Phrase-based document categorization revisited

  • Authors:
  • Cornelis H.A. Koster;Jean G. Beney

  • Affiliations:
  • University of Nijmegen, Nijmegen, Netherlands;INSA de Lyon, Lyon, France

  • Venue:
  • Proceedings of the 2nd international workshop on Patent information retrieval
  • Year:
  • 2009

Quantified Score

Hi-index 0.00

Visualization

Abstract

This paper takes a fresh look at an old idea in Information Retrieval: the use of linguistically extracted phrases as terms in the automatic categorization (aka classification) of documents. Until now, there was found little or no evidence that document categorization benefits from the application of linguistics techniques.

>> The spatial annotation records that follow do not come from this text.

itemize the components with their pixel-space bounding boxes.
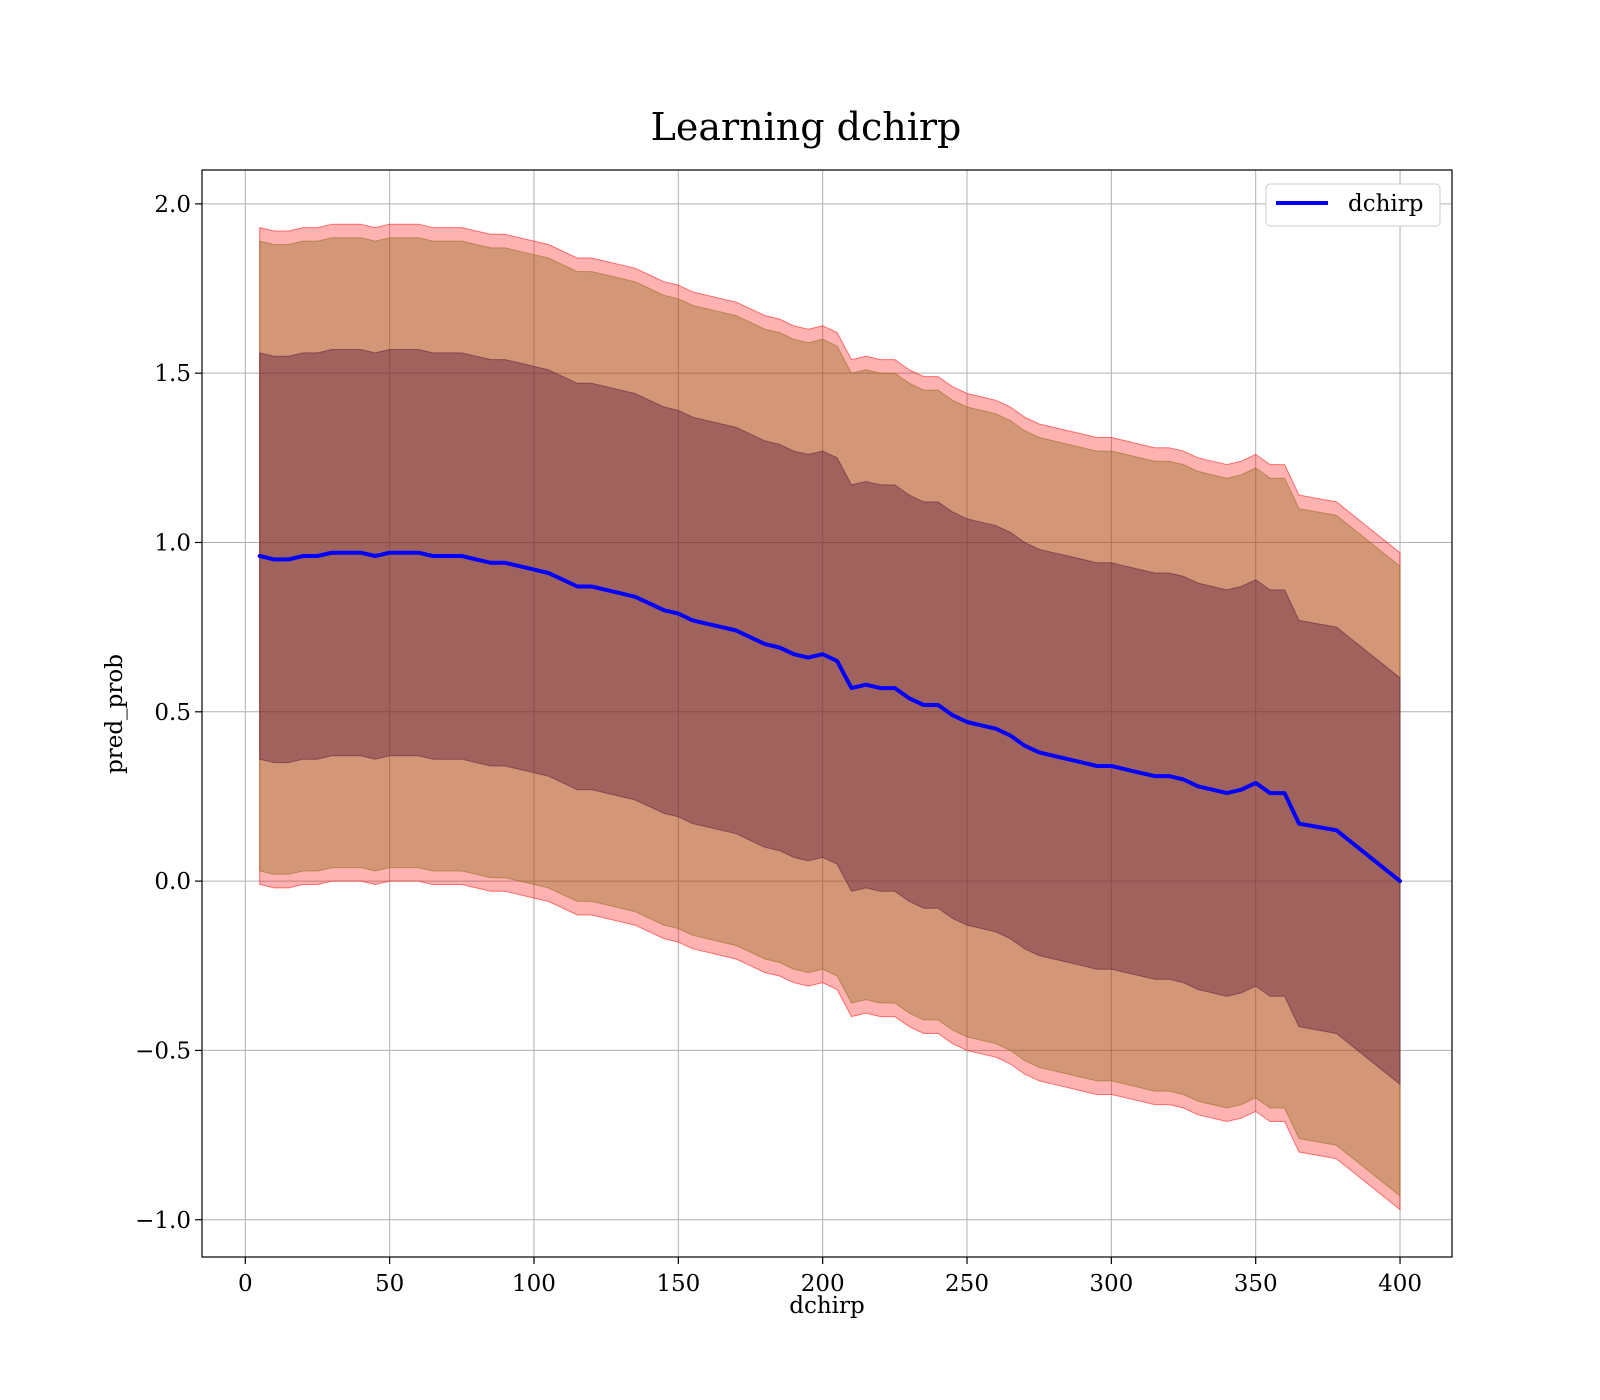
series-lines (257, 550, 1402, 884)
legend-box (1265, 183, 1441, 227)
x-tick-label-5: 250 (945, 1271, 989, 1297)
x-tick-label-6: 300 (1089, 1271, 1133, 1297)
series-line-dchirp (257, 550, 1402, 884)
x-tick-label-0: 0 (238, 1271, 253, 1297)
confidence-bands (259, 223, 1401, 1211)
legend-label-dchirp: dchirp (1348, 191, 1424, 217)
y-tick-label-6: 2.0 (154, 192, 191, 218)
x-tick-label-8: 400 (1378, 1271, 1422, 1297)
y-axis-label: pred_prob (102, 654, 128, 774)
y-axis-ticks: −1.0 −0.5 0.0 0.5 1.0 1.5 2.0 (135, 192, 202, 1234)
chart-title: Learning dchirp (651, 105, 962, 149)
band-outer (259, 223, 1401, 1211)
x-tick-label-2: 100 (512, 1271, 556, 1297)
x-axis-label: dchirp (789, 1293, 865, 1319)
y-tick-label-0: −1.0 (135, 1208, 191, 1234)
plot-background (202, 170, 1452, 1257)
x-axis-ticks: 0 50 100 150 200 250 300 350 400 (238, 1257, 1422, 1297)
x-tick-label-7: 350 (1234, 1271, 1278, 1297)
gridlines (202, 170, 1452, 1257)
band-middle (259, 237, 1401, 1198)
band-inner (259, 349, 1401, 1086)
plot-frame (201, 169, 1453, 1258)
y-tick-label-1: −0.5 (135, 1038, 191, 1064)
x-tick-label-4: 200 (801, 1271, 845, 1297)
x-tick-label-1: 50 (375, 1271, 404, 1297)
y-tick-label-2: 0.0 (154, 869, 191, 895)
legend: dchirp (1265, 183, 1441, 227)
x-tick-label-3: 150 (656, 1271, 700, 1297)
y-tick-label-5: 1.5 (154, 361, 191, 387)
plot-area: 0 50 100 150 200 250 300 350 400 −1.0 −0.5 0.0 0.5 1… (135, 169, 1453, 1297)
y-tick-label-4: 1.0 (154, 530, 191, 556)
y-tick-label-3: 0.5 (154, 700, 191, 726)
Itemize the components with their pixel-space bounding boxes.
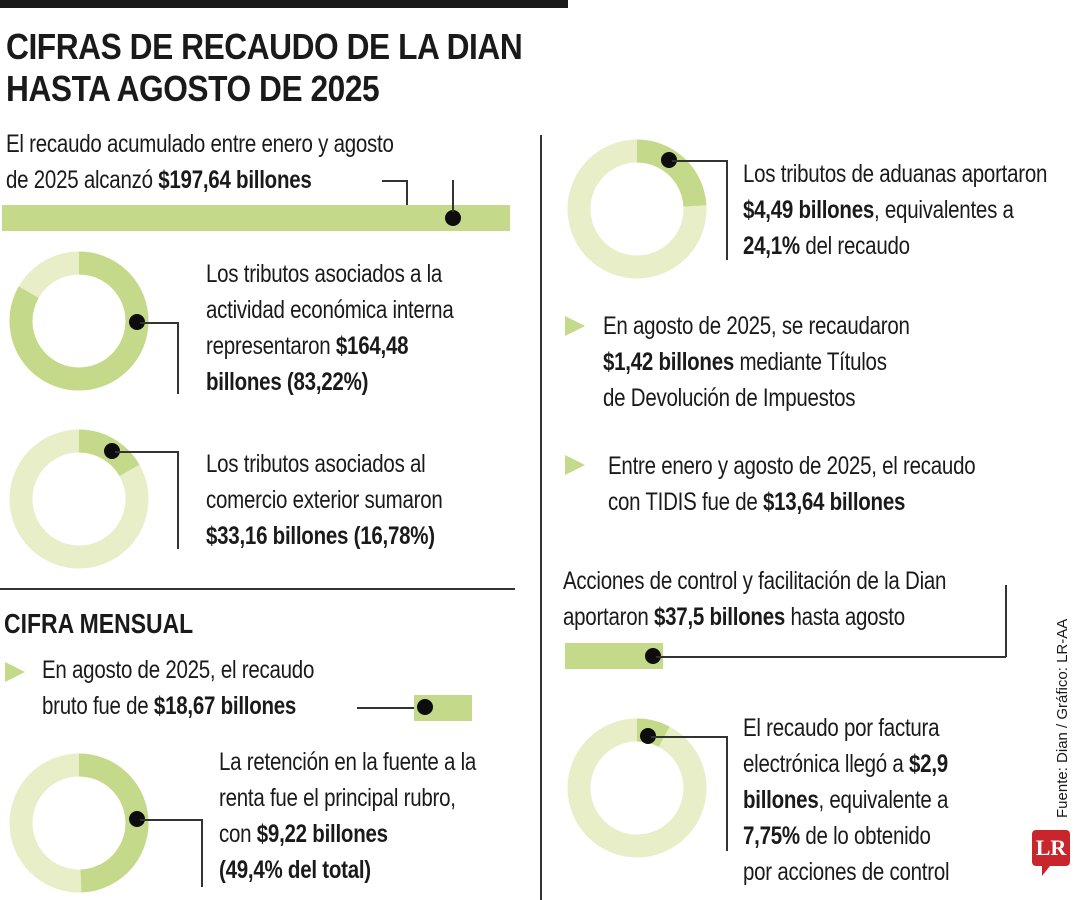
aduanas-line-3: del recaudo	[799, 232, 910, 260]
control-line-1: Acciones de control y facilitación de la…	[563, 567, 947, 595]
bruto-line-2: bruto fue de	[42, 692, 154, 720]
control-text: Acciones de control y facilitación de la…	[563, 563, 946, 635]
interna-text: Los tributos asociados a la actividad ec…	[206, 256, 454, 400]
factura-value-unit: billones	[743, 786, 819, 814]
marker-dot	[661, 152, 677, 168]
total-text: El recaudo acumulado entre enero y agost…	[6, 126, 394, 198]
title-line-1: CIFRAS DE RECAUDO DE LA DIAN	[6, 26, 523, 67]
leader-line	[452, 180, 454, 212]
interna-line-2: actividad económica interna	[206, 296, 454, 324]
leader-line	[382, 180, 407, 182]
factura-value: $2,9	[909, 750, 948, 778]
tdi-line-2: mediante Títulos	[734, 348, 887, 376]
factura-percent: 7,75%	[743, 822, 800, 850]
exterior-line-2: comercio exterior sumaron	[206, 486, 443, 514]
retencion-line-3: con	[219, 820, 257, 848]
leader-line	[140, 819, 202, 821]
control-line-2-post: hasta agosto	[785, 603, 905, 631]
marker-dot	[640, 728, 656, 744]
retencion-value: $9,22 billones	[256, 820, 388, 848]
section-title-mensual: CIFRA MENSUAL	[4, 608, 194, 639]
control-value: $37,5 billones	[653, 603, 786, 631]
retencion-text: La retención en la fuente a la renta fue…	[219, 744, 476, 888]
donut-aduanas	[567, 139, 707, 279]
retencion-line-1: La retención en la fuente a la	[219, 748, 477, 776]
leader-line	[177, 322, 179, 394]
page-title: CIFRAS DE RECAUDO DE LA DIAN HASTA AGOST…	[6, 26, 523, 110]
marker-dot	[129, 314, 145, 330]
leader-line	[140, 322, 178, 324]
marker-dot	[645, 648, 661, 664]
tidis-value: $13,64 billones	[762, 488, 906, 516]
retencion-percent: (49,4% del total)	[219, 856, 371, 884]
section-divider	[0, 588, 515, 590]
aduanas-value: $4,49 billones	[743, 196, 875, 224]
leader-line	[1005, 585, 1007, 657]
lr-logo-tail	[1042, 866, 1050, 876]
tidis-line-1: Entre enero y agosto de 2025, el recaudo	[608, 452, 976, 480]
leader-line	[177, 451, 179, 549]
leader-line	[656, 656, 1006, 658]
bruto-value: $18,67 billones	[153, 692, 297, 720]
bruto-text: En agosto de 2025, el recaudo bruto fue …	[42, 652, 314, 724]
bullet-triangle-icon	[565, 455, 585, 475]
total-bar	[2, 205, 510, 231]
exterior-value: $33,16 billones (16,78%)	[206, 522, 435, 550]
tdi-value: $1,42 billones	[603, 348, 735, 376]
leader-line	[201, 819, 203, 887]
exterior-line-1: Los tributos asociados al	[206, 450, 426, 478]
marker-dot	[129, 811, 145, 827]
donut-factura	[567, 718, 707, 858]
factura-line-2: electrónica llegó a	[743, 750, 910, 778]
column-divider	[540, 135, 542, 900]
bullet-triangle-icon	[565, 316, 585, 336]
factura-line-5: por acciones de control	[743, 858, 950, 886]
leader-line	[726, 160, 728, 260]
tidis-line-2: con TIDIS fue de	[608, 488, 763, 516]
lr-logo: LR	[1032, 830, 1070, 866]
leader-line	[651, 736, 727, 738]
aduanas-line-2: , equivalentes a	[874, 196, 1014, 224]
title-line-2: HASTA AGOSTO DE 2025	[6, 68, 380, 109]
aduanas-text: Los tributos de aduanas aportaron $4,49 …	[743, 156, 1047, 264]
marker-dot	[417, 699, 433, 715]
factura-line-4: de lo obtenido	[799, 822, 931, 850]
exterior-text: Los tributos asociados al comercio exter…	[206, 446, 443, 554]
aduanas-line-1: Los tributos de aduanas aportaron	[743, 160, 1048, 188]
factura-line-1: El recaudo por factura	[743, 714, 940, 742]
leader-line	[726, 736, 728, 851]
donut-exterior	[9, 429, 149, 569]
leader-line	[357, 707, 425, 709]
marker-dot	[104, 443, 120, 459]
total-value: $197,64 billones	[158, 166, 312, 194]
leader-line	[115, 451, 178, 453]
factura-line-3: , equivalente a	[818, 786, 949, 814]
factura-text: El recaudo por factura electrónica llegó…	[743, 710, 950, 890]
leader-line	[406, 180, 408, 210]
tdi-text: En agosto de 2025, se recaudaron $1,42 b…	[603, 308, 910, 416]
total-line-1: El recaudo acumulado entre enero y agost…	[6, 130, 394, 158]
interna-percent: billones (83,22%)	[206, 368, 369, 396]
leader-line	[672, 160, 727, 162]
total-line-2: de 2025 alcanzó	[6, 166, 159, 194]
tdi-line-1: En agosto de 2025, se recaudaron	[603, 312, 910, 340]
aduanas-percent: 24,1%	[743, 232, 800, 260]
bullet-triangle-icon	[5, 662, 25, 682]
interna-line-3: representaron	[206, 332, 336, 360]
retencion-line-2: renta fue el principal rubro,	[219, 784, 456, 812]
bruto-line-1: En agosto de 2025, el recaudo	[42, 656, 315, 684]
top-rule	[0, 0, 568, 8]
marker-dot	[445, 210, 461, 226]
control-line-2: aportaron	[563, 603, 654, 631]
tdi-line-3: de Devolución de Impuestos	[603, 384, 856, 412]
source-credit: Fuente: Dian / Gráfico: LR-AA	[1054, 618, 1071, 818]
tidis-text: Entre enero y agosto de 2025, el recaudo…	[608, 448, 976, 520]
interna-value: $164,48	[335, 332, 409, 360]
donut-retencion	[9, 753, 149, 893]
interna-line-1: Los tributos asociados a la	[206, 260, 443, 288]
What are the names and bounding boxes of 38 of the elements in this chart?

Classification algorithms using the most cleverly designed linguistical representations typically do no better than those using simply the bag-of-words representation. Shallow linguistical techniques are used routinely, but their positive effect on the accuracy is small at best. We have investigated the use of dependency triples as terms in document categorization, which are derived according to a dependency model based on the notion of aboutness. The documents are syntactically analyzed by a parser and transduced to dependency trees, which in turn are unnested into dependency triples following the aboutness-based model. In the process, various normalizing transformations are applied to enhance recall. We describe a sequence of large-scale experiments with different document representations, test collections and even languages, presenting evidence that adding such triples to the words in a bag-of-terms document representation may lead to a significant increase in the accuracy of document categorization.